When sakura blooms in Saigyo Modoshi no Matsu Park
A springtime Saigyo Modoshi no Matsu Park in Miyagi Prefecture, is awash with pink cherry blossoms. Framed against a backdrop of the pine-covered islets of Matsushima Bay, this stunning display from some 260 sakura trees creates a magical view over what is widely regarded as one of the top three most scenic landscapes of Japan.
The lingering legacy of geisha
To this day, maiko (trainee geisha) are still performing song and dance in Yamagata Prefecture’s Sakata city. This form of entertainment is a remnant of the cultural exchange between Kyoto and Tohoku, when Kitamaebune cargo vessels carried goods from the former Japanese capital city to the remote north. These young women perform almost daily to audiences here, continuing a rich, unbroken tradition of the region. Their fluid movements, accompanied by the strumming of a three-stringed shamisen and song, unfold stories of love, regret and loss.
The twin waterfalls of Myojin Falls
Located deep in the woods of the Aizu district in Fukushima Prefecture, Myojin Falls has a view that’s worth a trip off the beaten track. Cascading from a height of almost 33 feet and spanning 26 feet wide, the waterfalls pound heavily into the river beneath. The seasons bring dramatic change to the foliage and colors of Myojin Falls, making it wonderfully scenic destination throughout the year.
Yamagata Hanagasa Festival
For three days every August, Yamagata Prefecture erupts into a frenzy of song and dance as the Yamagata Hanagasa Festival takes places. One of Tohoku’s four major festivals, this event boasts about 10,000 traditionally-clad performers in a swindling variety of colors and designs. The dancers brandish sedge hats decorated with artificial benibana safflowers, an important Yamagata-sourced export used for dyeing kimono and as a lip stain for geisha.
Visitors are welcome to join certain parts of the parade to get a firsthand taste of the tradition.
The snow monsters of Mount Hakkoda
Mount Hakkoda is the collective name of the 16 volcanic mountains in south-central Aomori Prefecture. In winter, this area is overrun with majestic frozen tree guardians known as “snow monsters.” Moisture in fog and clouds get caught in piercing winter winds, coating the evergreen fir trees in granular rime frost. As the layers of frost increase, the trees grow into intimidating bulbous ice sculptures until spring returns.
Hirosaki Castle and the life of samurai
First built in 1611 and rebuilt in 1810, Hirosaki Castle in Aomori Prefecture is the only castle in Tohoku to be built in the Edo era (1603-1867), when the samurai were an important military class in feudal Japan. A visit to the castle offers up intriguing insights into the life and times of these fierce warriors.

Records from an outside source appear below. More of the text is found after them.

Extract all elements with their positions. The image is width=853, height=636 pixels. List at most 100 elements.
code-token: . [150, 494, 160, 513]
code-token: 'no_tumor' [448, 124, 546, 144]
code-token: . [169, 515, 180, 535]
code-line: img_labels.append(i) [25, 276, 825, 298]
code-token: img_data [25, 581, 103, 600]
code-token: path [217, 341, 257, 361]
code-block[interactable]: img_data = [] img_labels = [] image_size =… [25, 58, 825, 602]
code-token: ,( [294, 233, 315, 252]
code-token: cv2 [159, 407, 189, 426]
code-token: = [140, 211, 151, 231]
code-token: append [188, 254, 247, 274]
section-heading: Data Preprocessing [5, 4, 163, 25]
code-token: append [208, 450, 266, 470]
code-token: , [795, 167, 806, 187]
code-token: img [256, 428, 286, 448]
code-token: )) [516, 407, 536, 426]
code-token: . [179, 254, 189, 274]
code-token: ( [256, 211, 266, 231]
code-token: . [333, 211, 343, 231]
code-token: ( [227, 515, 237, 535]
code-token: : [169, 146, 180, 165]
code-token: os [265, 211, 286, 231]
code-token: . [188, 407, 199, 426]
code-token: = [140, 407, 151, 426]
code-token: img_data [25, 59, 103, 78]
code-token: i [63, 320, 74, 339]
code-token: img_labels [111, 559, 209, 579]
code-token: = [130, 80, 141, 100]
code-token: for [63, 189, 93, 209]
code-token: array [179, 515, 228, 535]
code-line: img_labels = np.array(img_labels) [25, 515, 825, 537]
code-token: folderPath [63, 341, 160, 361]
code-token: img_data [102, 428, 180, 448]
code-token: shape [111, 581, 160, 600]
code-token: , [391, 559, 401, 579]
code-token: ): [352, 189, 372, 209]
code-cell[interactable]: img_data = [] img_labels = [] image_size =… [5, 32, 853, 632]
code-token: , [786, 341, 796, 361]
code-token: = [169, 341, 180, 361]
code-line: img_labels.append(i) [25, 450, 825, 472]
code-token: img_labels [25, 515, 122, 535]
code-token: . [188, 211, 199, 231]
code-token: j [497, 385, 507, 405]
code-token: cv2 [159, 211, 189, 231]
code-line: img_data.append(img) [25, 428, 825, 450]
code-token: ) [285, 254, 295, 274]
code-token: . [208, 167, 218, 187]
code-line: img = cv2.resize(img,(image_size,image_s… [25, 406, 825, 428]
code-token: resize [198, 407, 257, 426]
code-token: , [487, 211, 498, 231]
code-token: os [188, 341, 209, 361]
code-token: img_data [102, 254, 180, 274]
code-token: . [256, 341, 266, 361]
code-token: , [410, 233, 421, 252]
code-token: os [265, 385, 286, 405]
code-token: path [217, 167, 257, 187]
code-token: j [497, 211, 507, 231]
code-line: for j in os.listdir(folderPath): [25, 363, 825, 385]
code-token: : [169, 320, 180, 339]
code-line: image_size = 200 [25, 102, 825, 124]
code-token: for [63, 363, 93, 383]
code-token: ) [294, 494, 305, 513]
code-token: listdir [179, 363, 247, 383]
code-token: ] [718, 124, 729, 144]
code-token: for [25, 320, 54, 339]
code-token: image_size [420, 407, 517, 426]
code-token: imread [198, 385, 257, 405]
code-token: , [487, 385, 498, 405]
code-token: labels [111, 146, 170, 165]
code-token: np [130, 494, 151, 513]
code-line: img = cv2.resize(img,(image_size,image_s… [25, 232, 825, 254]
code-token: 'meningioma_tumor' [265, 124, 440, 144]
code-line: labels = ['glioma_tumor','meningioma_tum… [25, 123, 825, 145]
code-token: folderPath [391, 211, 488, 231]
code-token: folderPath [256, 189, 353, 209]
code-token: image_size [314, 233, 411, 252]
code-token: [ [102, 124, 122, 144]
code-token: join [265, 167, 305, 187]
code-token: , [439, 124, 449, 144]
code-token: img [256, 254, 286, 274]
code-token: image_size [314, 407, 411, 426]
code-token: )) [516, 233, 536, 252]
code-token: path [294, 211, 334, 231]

In winter, the precinct around the castle transforms into a snow-blanketed magical wonderland. Handcrafted lanterns light up the dark nights during the Hirosaki Castle Snow Lantern Festival in mid-February, and the streets become filled with snow statues and food stalls serving local delicacies.
Mount Haguro’s five-storied pagoda
Built in 1372, Tohoku’s oldest five-storied pagoda is an entirely wooden structure constructed without a single nail or metal. Although almost 100 feet high, it is dwarfed by the surrounding centuries-old cedar trees.
The pagoda is located at the foot of Mount Haguro, one of the three Dewa Sanzen sacred mountains of Yamagata Prefecture—and it is the starting point of a pilgrimage for practitioners of shugendo (mountain worship).